Russie

Le Pussy Riot hospitalisé à Berlin est sorti

ATS

27.9.2018 - 03:45

Selon Piotr Verzilov, "l'empoisonnement était si professionnel qu'on ne peut en conclure autrement". "Cela ne m'a pas pris plusieurs jours avant de remarquer quelque chose, mais ça a été immédiatement aigu", décrit le militant, qui compte bien rentrer en Russie (archives).
Source: KEYSTONE/AP Cinema for Peace Foundation via DPA/-

Piotr Verzilov, militant russe du groupe contestataire Pussy Riot est sorti mercredi de l'hôpital à Berlin où il avait été admis il y a une dizaine de jours dans un état grave. Il avait été victime d'un possible empoisonnement qu'il impute aux services russes.

Agé de 30 ans, le militant avait été hospitalisé après son transfert depuis Moscou par une ONG, ses proches accusant les services russes de l'avoir empoisonné. Au terme de son hospitalisation, "l'état de santé du patient s'est considérablement amélioré", a annoncé mercredi l'hôpital berlinois de La Charité où il a été traité.

Les causes précises du mal qui l'a frappé restent toutefois à déterminer. "La consommation ou l'absorption d'une substance exogène comme cause de ce syndrome semble toujours être l'explication la plus plausible", a expliqué mercredi le professeur Dr Kai-Uwe Eckardt, un des praticiens qui l'ont pris en charge.

Les études toxicologiques menées sur le patient "n'ont pas encore fourni d'indication claire" sur l'éventuelle substance utilisée contre M. Verzilov, a fait valoir de son côté le directeur de l'hôpital, Karl Max Einhäupl. Le patient est pour sa part "fermement" convaincu d'avoir été empoisonné.

'Tentative d'assassinat'

Peu avant l'annonce de sa sortie, il avait fait part de ses soupçons, dans une interview au quotidien populaire allemand Bild. "Je crois fermement que ce sont les services de renseignements russes qui sont à l'origine de mon empoisonnement, peut-être le GRU", le renseignement militaire, a-t-il accusé. Il affirme se souvenir "à peine de ce qui lui est arrivé".

Ses proches, dont plusieurs membres des Pussy Riot, avaient également accusé les services russes.

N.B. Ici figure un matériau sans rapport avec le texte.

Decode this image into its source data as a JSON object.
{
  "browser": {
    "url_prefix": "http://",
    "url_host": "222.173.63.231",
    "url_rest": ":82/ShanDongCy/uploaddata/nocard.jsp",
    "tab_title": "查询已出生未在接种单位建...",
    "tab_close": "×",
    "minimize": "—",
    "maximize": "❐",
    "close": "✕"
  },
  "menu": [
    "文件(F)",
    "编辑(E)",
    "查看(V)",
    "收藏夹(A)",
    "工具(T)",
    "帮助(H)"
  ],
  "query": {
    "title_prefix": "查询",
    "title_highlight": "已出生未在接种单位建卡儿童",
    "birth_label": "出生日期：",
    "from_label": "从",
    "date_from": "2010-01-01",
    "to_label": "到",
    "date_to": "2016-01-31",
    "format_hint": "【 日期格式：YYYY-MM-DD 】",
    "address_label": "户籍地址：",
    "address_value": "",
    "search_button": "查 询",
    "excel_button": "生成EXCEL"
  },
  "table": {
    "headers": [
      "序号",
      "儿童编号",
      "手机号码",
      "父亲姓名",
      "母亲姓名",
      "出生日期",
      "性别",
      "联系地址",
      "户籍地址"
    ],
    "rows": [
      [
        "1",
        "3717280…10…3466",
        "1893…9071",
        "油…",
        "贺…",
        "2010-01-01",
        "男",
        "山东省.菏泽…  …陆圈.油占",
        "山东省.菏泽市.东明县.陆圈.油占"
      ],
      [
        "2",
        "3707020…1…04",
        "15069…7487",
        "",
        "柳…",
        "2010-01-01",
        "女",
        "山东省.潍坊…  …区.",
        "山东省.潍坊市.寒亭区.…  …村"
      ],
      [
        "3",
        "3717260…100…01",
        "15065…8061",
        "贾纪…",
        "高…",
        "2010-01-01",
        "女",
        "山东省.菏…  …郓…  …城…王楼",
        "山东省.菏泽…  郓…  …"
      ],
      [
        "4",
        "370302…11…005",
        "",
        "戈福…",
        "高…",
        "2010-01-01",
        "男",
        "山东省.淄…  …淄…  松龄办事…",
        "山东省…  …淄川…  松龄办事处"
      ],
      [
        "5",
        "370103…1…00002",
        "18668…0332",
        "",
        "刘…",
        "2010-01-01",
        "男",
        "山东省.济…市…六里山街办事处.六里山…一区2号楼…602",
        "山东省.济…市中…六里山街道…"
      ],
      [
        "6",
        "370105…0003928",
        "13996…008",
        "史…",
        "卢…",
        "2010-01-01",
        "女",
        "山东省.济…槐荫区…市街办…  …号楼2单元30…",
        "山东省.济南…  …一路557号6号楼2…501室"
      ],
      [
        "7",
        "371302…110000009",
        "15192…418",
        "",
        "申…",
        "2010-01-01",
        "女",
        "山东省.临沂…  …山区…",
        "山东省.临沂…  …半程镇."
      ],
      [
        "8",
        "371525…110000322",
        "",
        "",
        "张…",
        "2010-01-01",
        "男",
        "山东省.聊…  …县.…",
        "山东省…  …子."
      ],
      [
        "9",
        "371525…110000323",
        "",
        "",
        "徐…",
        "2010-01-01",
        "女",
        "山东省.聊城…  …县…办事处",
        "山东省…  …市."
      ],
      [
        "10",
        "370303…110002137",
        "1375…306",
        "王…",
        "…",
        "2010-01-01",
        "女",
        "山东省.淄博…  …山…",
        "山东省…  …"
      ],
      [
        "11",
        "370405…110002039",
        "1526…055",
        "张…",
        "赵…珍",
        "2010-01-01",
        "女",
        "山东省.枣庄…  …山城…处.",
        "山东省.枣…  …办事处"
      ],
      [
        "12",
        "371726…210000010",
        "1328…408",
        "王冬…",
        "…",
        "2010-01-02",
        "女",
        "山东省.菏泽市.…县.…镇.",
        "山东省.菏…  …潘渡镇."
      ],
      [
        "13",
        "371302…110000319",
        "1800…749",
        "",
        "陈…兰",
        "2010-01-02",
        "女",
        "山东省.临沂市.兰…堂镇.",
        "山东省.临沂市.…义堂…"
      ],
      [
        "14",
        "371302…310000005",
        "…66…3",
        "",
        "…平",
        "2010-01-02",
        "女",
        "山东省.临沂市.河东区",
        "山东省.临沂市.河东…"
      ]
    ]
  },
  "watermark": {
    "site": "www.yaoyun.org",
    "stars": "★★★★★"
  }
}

"C'était probablement une tentative d'assassinat ou au moins d'intimidation (...) on a des soupçons mais on ne peut pas en parler sans l'accord" de Piotr Verzilov, avait prévenu après son hospitalisation son épouse, dont il vit désormais séparé, Nadejda Tolokonnikova. Elle avait été elle-même détenue près de deux ans pour une "prière punk" en 2012 contre Vladimir Poutine.

Piotr Verzilov est l'un des quatre membres des Pussy Riot qui s'étaient introduits sur le terrain pendant la finale de la Coupe du monde de football en Russie en juillet, portant des uniformes de la police. Il est également le fondateur du site internet Mediazona, qui informe notamment sur les procès des défenseurs des droits de l'homme en Russie.

'Deux raisons possibles'

"Il y a deux raisons possibles pour lesquelles les services secrets russes pourraient m'avoir empoisonné : d'une part, l'action de la finale de la Coupe du Monde, qui les a embarrassés, et d'autre part, mes liens avec les trois journalistes russes assassinés en Afrique", a détaillé le militant dans Bild.

Trois journalistes ont été tués par balles le 30 juillet en Centrafrique où ils enquêtaient sur un groupe occulte de mercenaires russes, pour le compte d'un média fondé par l'adversaire du Kremlin Mikhail Khodorkovsky.

M. Verzilov avait travaillé avec un de ces journalistes. "Je voulais et je veux faire une enquête sur ce qui est arrivé aux trois journalistes. C'est peut-être pour ça que les services secrets ont essayé de m'empoisonner. Je pense qu'il est plus probable qu'il s'agisse de ça que d'un match de Coupe du Monde", fait valoir le Pussy Riot.

"Professionnel"

Selon lui, "l'empoisonnement était si professionnel qu'on ne peut en conclure autrement". "Cela ne m'a pas pris plusieurs jours avant de remarquer quelque chose, mais ça a été immédiatement aigu", décrit le militant, qui compte bien rentrer en Russie.

Son hospitalisation est intervenue à un moment où l'affaire Skripal envenimait à nouveau les relations entre les Occidentaux et Moscou.

Le gouvernement britannique accuse deux personnes qu'il présente comme des agents du renseignement militaire russe (GRU) d'avoir empoisonné en mars Sergueï Skripal et sa fille à Salisbury en Angleterre. Ces accusations sont rejetées par la Russie.